Hi,
there’s currently no way to do that from PyROOT: the only OnPartialResult implementation accepts a C++ callable and there are no pythonizations that convert the python callable into a C++ callable.
You can of course make it work by embedding C++ code in your python code and jit it with ROOT.gInterpreter.ProcessLine. I realize this is awkward at best.
@etejedor or @swunsch might be able to comment about better ways to solve this problem that might be coming in the future.
Thank you for your reply. The main limitation, in this case, of ROOT.gInterpreter.ProcessLine is that I want my python variables to update during the loop. Is there any way to store variables such that both my python script and gInterpreter can access them? E.g., in the following, I want gInterpreter to recognize the symbol t:
f = ROOT.TFile('...')
t = f.Get('...')
ROOT.gInterpreter.ProcessLine('cout<<t.GetEntries()<<endl;')

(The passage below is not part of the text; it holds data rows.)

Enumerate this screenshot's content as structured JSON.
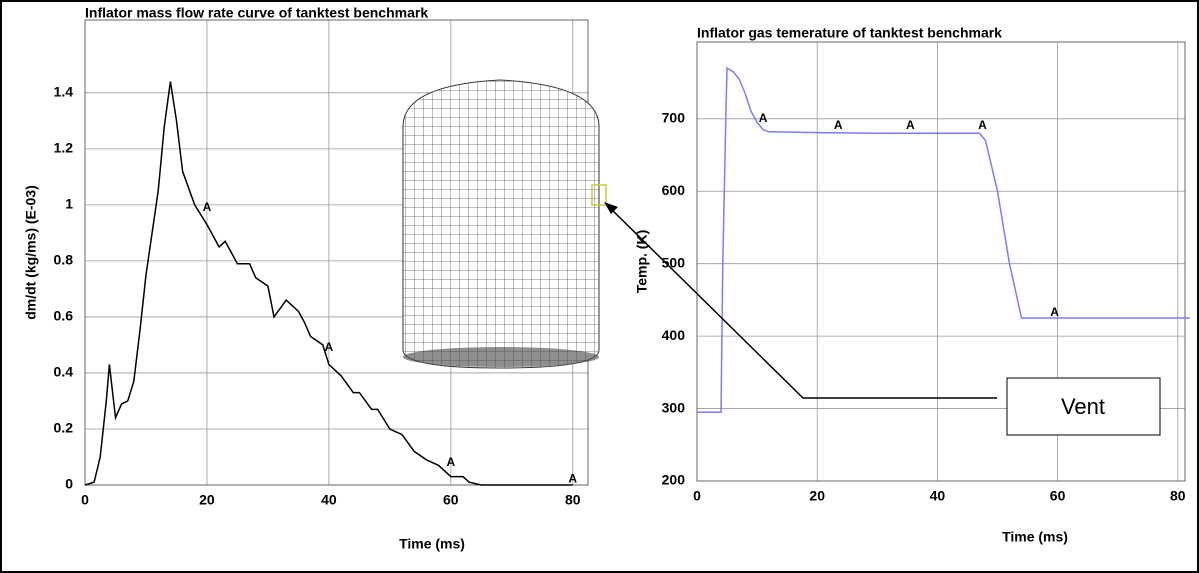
{
  "chart_data": [
    {
      "type": "line",
      "title": "Inflator mass flow rate curve of tanktest benchmark",
      "x_label": "Time (ms)",
      "y_label": "dm/dt (kg/ms) (E-03)",
      "x": [
        0,
        1.5,
        2.5,
        3.5,
        4,
        5,
        6,
        7,
        8,
        9,
        10,
        11,
        12,
        13,
        14,
        15,
        16,
        18,
        20,
        22,
        23,
        25,
        27,
        28,
        30,
        31,
        33,
        35,
        36,
        37,
        39,
        40,
        42,
        43,
        44,
        45,
        47,
        48,
        50,
        52,
        54,
        56,
        58,
        60,
        62,
        63,
        65,
        80
      ],
      "values": [
        0,
        0.01,
        0.1,
        0.3,
        0.43,
        0.24,
        0.29,
        0.3,
        0.37,
        0.55,
        0.75,
        0.9,
        1.05,
        1.28,
        1.44,
        1.3,
        1.12,
        1.0,
        0.93,
        0.85,
        0.87,
        0.79,
        0.79,
        0.74,
        0.71,
        0.6,
        0.66,
        0.62,
        0.58,
        0.53,
        0.5,
        0.43,
        0.39,
        0.36,
        0.33,
        0.33,
        0.27,
        0.27,
        0.2,
        0.18,
        0.12,
        0.09,
        0.07,
        0.03,
        0.03,
        0.01,
        0,
        0
      ],
      "color": "#000000",
      "annotations": [
        {
          "text": "A",
          "x": 20,
          "y": 0.99
        },
        {
          "text": "A",
          "x": 40,
          "y": 0.49
        },
        {
          "text": "A",
          "x": 60,
          "y": 0.08
        },
        {
          "text": "A",
          "x": 80,
          "y": 0.02
        }
      ],
      "xlim": [
        0,
        82.5
      ],
      "ylim": [
        0,
        1.66
      ],
      "xticks": [
        0,
        20,
        40,
        60,
        80
      ],
      "yticks": [
        0,
        0.2,
        0.4,
        0.6,
        0.8,
        1,
        1.2,
        1.4
      ],
      "grid": true
    },
    {
      "type": "line",
      "title": "Inflator gas temerature of tanktest benchmark",
      "x_label": "Time (ms)",
      "y_label": "Temp. (K)",
      "x": [
        0,
        4,
        4.3,
        4.8,
        5,
        6,
        7,
        8,
        9,
        10,
        11,
        12,
        20,
        30,
        40,
        47,
        48,
        50,
        52,
        54,
        82
      ],
      "values": [
        295,
        295,
        500,
        700,
        770,
        765,
        755,
        735,
        710,
        695,
        685,
        682,
        681,
        680,
        680,
        680,
        670,
        600,
        500,
        425,
        425
      ],
      "color": "#7b7bff",
      "annotations": [
        {
          "text": "A",
          "x": 11,
          "y": 700
        },
        {
          "text": "A",
          "x": 23.5,
          "y": 690
        },
        {
          "text": "A",
          "x": 35.5,
          "y": 690
        },
        {
          "text": "A",
          "x": 47.5,
          "y": 690
        },
        {
          "text": "A",
          "x": 59.5,
          "y": 432
        }
      ],
      "xlim": [
        0,
        81.2
      ],
      "ylim": [
        200,
        806
      ],
      "xticks": [
        0,
        20,
        40,
        60,
        80
      ],
      "yticks": [
        200,
        300,
        400,
        500,
        600,
        700
      ],
      "grid": true
    }
  ],
  "callout": {
    "text": "Vent"
  }
}
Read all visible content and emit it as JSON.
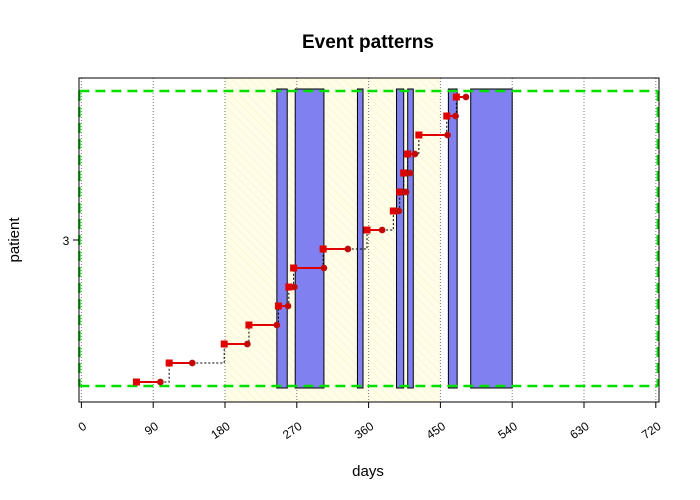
{
  "chart_data": {
    "type": "scatter",
    "title": "Event patterns",
    "xlabel": "days",
    "ylabel": "patient",
    "xlim": [
      -3,
      724
    ],
    "x_ticks": [
      0,
      90,
      180,
      270,
      360,
      450,
      540,
      630,
      720
    ],
    "x_tick_labels": [
      "0",
      "90",
      "180",
      "270",
      "360",
      "450",
      "540",
      "630",
      "720"
    ],
    "y_tick_labels": [
      "3"
    ],
    "grid_x": true,
    "observation_window": [
      0,
      720
    ],
    "follow_up_band": [
      180,
      450
    ],
    "exposure_periods": [
      [
        245,
        258
      ],
      [
        268,
        304
      ],
      [
        346,
        353
      ],
      [
        395,
        404
      ],
      [
        409,
        416
      ],
      [
        460,
        471
      ],
      [
        488,
        540
      ]
    ],
    "event_pairs": [
      {
        "start": 69,
        "end": 99
      },
      {
        "start": 110,
        "end": 139
      },
      {
        "start": 179,
        "end": 208
      },
      {
        "start": 210,
        "end": 245
      },
      {
        "start": 247,
        "end": 259
      },
      {
        "start": 260,
        "end": 267
      },
      {
        "start": 266,
        "end": 304
      },
      {
        "start": 303,
        "end": 334
      },
      {
        "start": 358,
        "end": 377
      },
      {
        "start": 391,
        "end": 398
      },
      {
        "start": 399,
        "end": 407
      },
      {
        "start": 404,
        "end": 412
      },
      {
        "start": 409,
        "end": 418
      },
      {
        "start": 423,
        "end": 459
      },
      {
        "start": 458,
        "end": 469
      },
      {
        "start": 470,
        "end": 482
      }
    ],
    "colors": {
      "exposure_fill": "#8080f0",
      "band_fill": "#fffde8",
      "window_line": "#00e000",
      "event_line": "#e00000",
      "start_marker": "#e00000",
      "end_marker": "#cc0000",
      "grid": "#777777",
      "connector": "#000000"
    }
  }
}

ROOT.gInterpreter.ProcessLine('auto f = TFile::Open("..."); TTree *t; f.GetObject("....", t);')
ROOT.t.GetEntries() # works
ROOT.gInterpreter.ProcessLine('cout << t.GetEntries() << endl;') # also works
As a side note, remember that all python code is executed under the GIL and therefore sequentially even in multit-thread programs.
And: passing python callables to C++, or C++ callables to C++ from PyROOT is getting easier thanks to @swunsch, so maybe in the future we’ll have a simpler way to do it.
Note that depending on your use case, that progress bar might have a visible runtime cost: you are calling python 3 times per entry per thread, and those calls all hit the GIL. Or not: if 99.9% of the time is spent elsewhere, that callback might not impact runtimes at all.
In case you measure, please let us know whether that’s the case – I’m curious.
Done. I timed it by comparing the runtime when I call the python value vs. including it as part of the string.
Calling freq using TPython::Eval took 1.11219000816 s. Just using the string took just 0.444277048111 s.